Now, people are locked into contracts irrespective of such price moves as they have been pre-warned they are coming and many people who sign up for standard 24-month deals are hit with at least two hikes over the contract duration and have little by way of comeback.

ComReg, the communications watchdog, has no role in pricing but it has publicly expressed concern about the practice of linking charges to inflation.

“In some cases, the price increase could happen immediately after consumers have entered into a contract,” the watchdog has said. “While ComReg has no retail price regulation role [it] has been concerned from a consumer protection perspective about this practice since its introduction,” it said earlier this year.

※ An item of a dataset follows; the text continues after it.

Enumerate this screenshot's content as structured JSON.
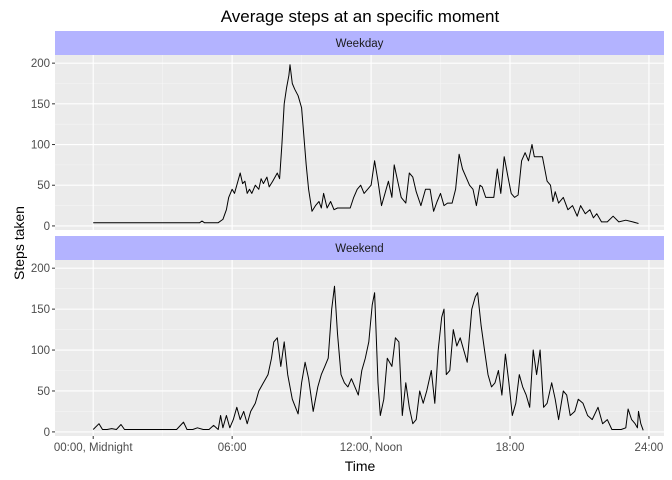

ComReg also pointed out that Ofcom, the UK telecoms regulator, outlined proposals to ban the practice of linking contracts to inflation late last year and said it had advised the Department of Communications of its concerns and Ofcom’s proposals.

However no plans for legislative change are on the horizon and with the current Dáil preparing to pack up and go it seems like the providers will continue to be free to do as they please irrespective of the impact their pricing models have on consumers.